AI in Drug Discovery: Faster, Safer, and More Efficient

Drug discovery is traditionally an expensive and time-consuming process, often taking over a decade and costing billions to bring a single drug to market. AI is revolutionising this field by rapidly identifying promising drug candidates, predicting side effects, and streamlining clinical trials.

One of the key applications of AI is in drug discovery, from drug design, target validation to even assessing whether a new drug could have harmful effects on the body. Previously, this would require extensive lab testing and lengthy trial phases. AI models could be used to analyse molecular structures and predict potential toxicities and negative effects early in the research process, streamlining processes and significantly reducing development costs thereby improving patient safety.
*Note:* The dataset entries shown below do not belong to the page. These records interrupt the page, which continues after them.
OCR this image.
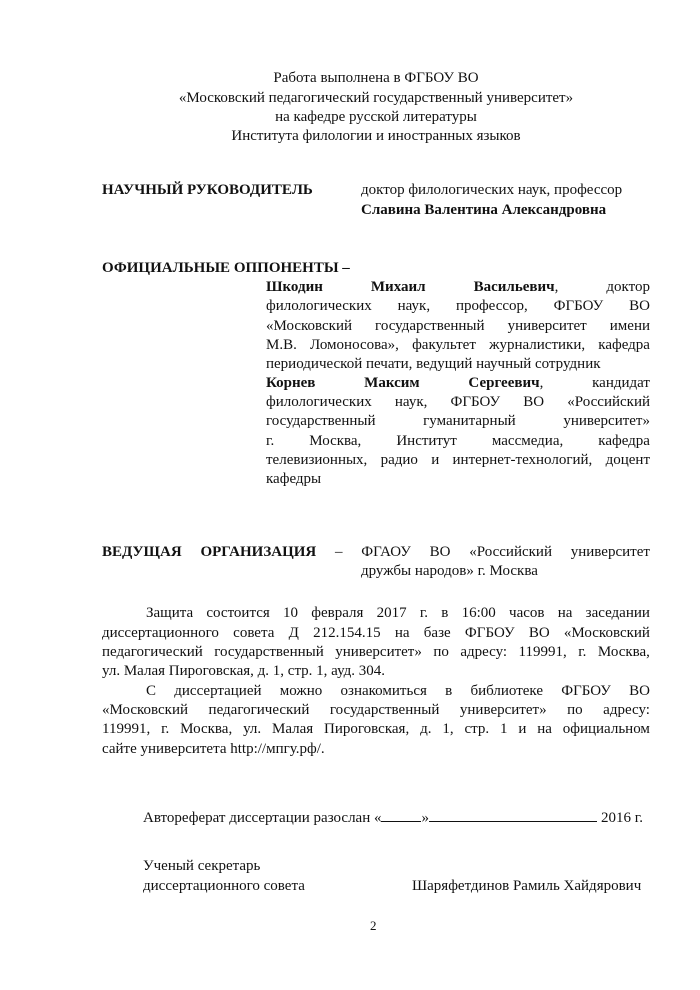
Работа выполнена в ФГБОУ ВО
«Московский педагогический государственный университет»
на кафедре русской литературы
Института филологии и иностранных языков
НАУЧНЫЙ РУКОВОДИТЕЛЬ	доктор филологических наук, профессор
Славина Валентина Александровна
ОФИЦИАЛЬНЫЕ ОППОНЕНТЫ –
Шкодин	Михаил	Васильевич,	доктор
филологических наук, профессор, ФГБОУ ВО
«Московский государственный университет имени
М.В. Ломоносова», факультет журналистики, кафедра
периодической печати, ведущий научный сотрудник
Корнев	Максим	Сергеевич,	кандидат
филологических наук, ФГБОУ ВО «Российский
государственный	гуманитарный	университет»
г. Москва, Институт массмедиа, кафедра
телевизионных, радио и интернет-технологий, доцент
кафедры
ВЕДУЩАЯ ОРГАНИЗАЦИЯ – ФГАОУ ВО «Российский университет
дружбы народов» г. Москва
Защита состоится 10 февраля 2017 г. в 16:00 часов на заседании
диссертационного совета Д 212.154.15 на базе ФГБОУ ВО «Московский
педагогический государственный университет» по адресу: 119991, г. Москва,
ул. Малая Пироговская, д. 1, стр. 1, ауд. 304.
С диссертацией можно ознакомиться в библиотеке ФГБОУ ВО
«Московский педагогический государственный университет» по адресу:
119991, г. Москва, ул. Малая Пироговская, д. 1, стр. 1 и на официальном
сайте университета http://мпгу.рф/.
Автореферат диссертации разослан «	»	2016 г.
Ученый секретарь
диссертационного совета	Шаряфетдинов Рамиль Хайдярович
2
Companies like Insilico Medicine and BenevolentAI are using deep learning to screen thousands of chemical compounds in days rather than months, accelerating the search for new treatments for conditions like Alzheimer’s and cancer. Since the COVID-19 pandemic, AI-driven research has helped scientists repurpose existing drugs more quickly than ever before, showcasing the technology’s potential in responding to global health problems.

Pharmaceutical companies have the potential to integrate AI into drug discovery processes, and maybe even bring new, safer treatments to market faster, which can offer hope to patients with conditions that lack effective therapies.
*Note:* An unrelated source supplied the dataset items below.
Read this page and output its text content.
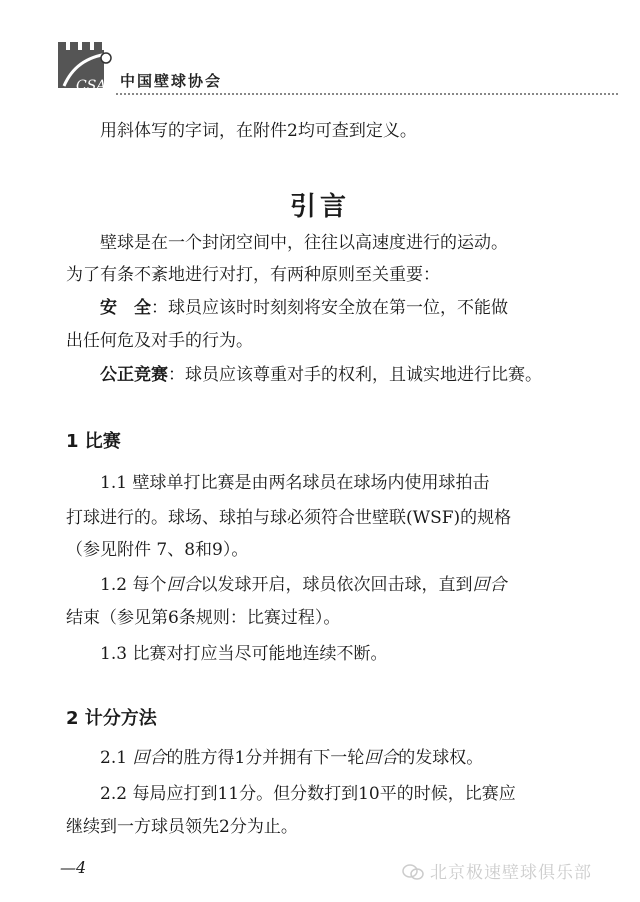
CSA 中国壁球协会
用斜体写的字词，在附件2均可查到定义。
引言
壁球是在一个封闭空间中，往往以高速度进行的运动。
为了有条不紊地进行对打，有两种原则至关重要：
安　全：球员应该时时刻刻将安全放在第一位，不能做
出任何危及对手的行为。
公正竞赛：球员应该尊重对手的权利，且诚实地进行比赛。
1 比赛
1.1 壁球单打比赛是由两名球员在球场内使用球拍击
打球进行的。球场、球拍与球必须符合世壁联(WSF)的规格
（参见附件 7、8和9）。
1.2 每个回合以发球开启，球员依次回击球，直到回合
结束（参见第6条规则：比赛过程）。
1.3 比赛对打应当尽可能地连续不断。
2 计分方法
2.1 回合的胜方得1分并拥有下一轮回合的发球权。
2.2 每局应打到11分。但分数打到10平的时候，比赛应
继续到一方球员领先2分为止。
—4	北京极速壁球俱乐部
The Future of AI-Driven Innovation in Healthcare

AI’s potential in healthcare is far from being fully realised. Looking ahead, with budgets being squeezed and a general expectation to be able to do more with less, AI could really drive innovation in several ways – certainly for national healthcare systems such as the NHS that are under more strain than ever before. For example:

  1. Personalised Medicine: AI can quickly enable tailored treatments based on an individual’s genetic makeup, lifestyle, and health history. This could improve outcomes and minimise side effects.
  1. AI-Powered Robotics: Robotic-assisted surgeries are closer to being a regular part of healthcare than you might think. AI-driven prosthetics could adapt to users’ needs, with complementary machine learning enhancing the precision and adaptability of medical interventions.
  2. Early Disease Prediction and Prevention: AI-driven predictive models and diagnostic tools can help identify disease risks at an early stage, allowing preventative interventions before symptoms even appear.
  3. Real-Time Global Health Monitoring: AI could well be crucial in tracking and predicting pandemics, environmental health risks, and emerging diseases by analysing vast amounts of public health and open-source data in real time.

Conclusion

There is no doubt that AI will transform healthcare, and eventually redefine it. From breakthroughs in protein folding to ML-driven diagnostics and AI-accelerated drug discovery, technology is driving faster, more accurate, and more cost-effective healthcare solutions. As AI continues to evolve and change, its ability to revolutionise diagnostics, streamline drug development, and personalise treatments and wellbeing advice will only grow stronger, ensuring that technology and innovation becomes a cornerstone of modern medicine.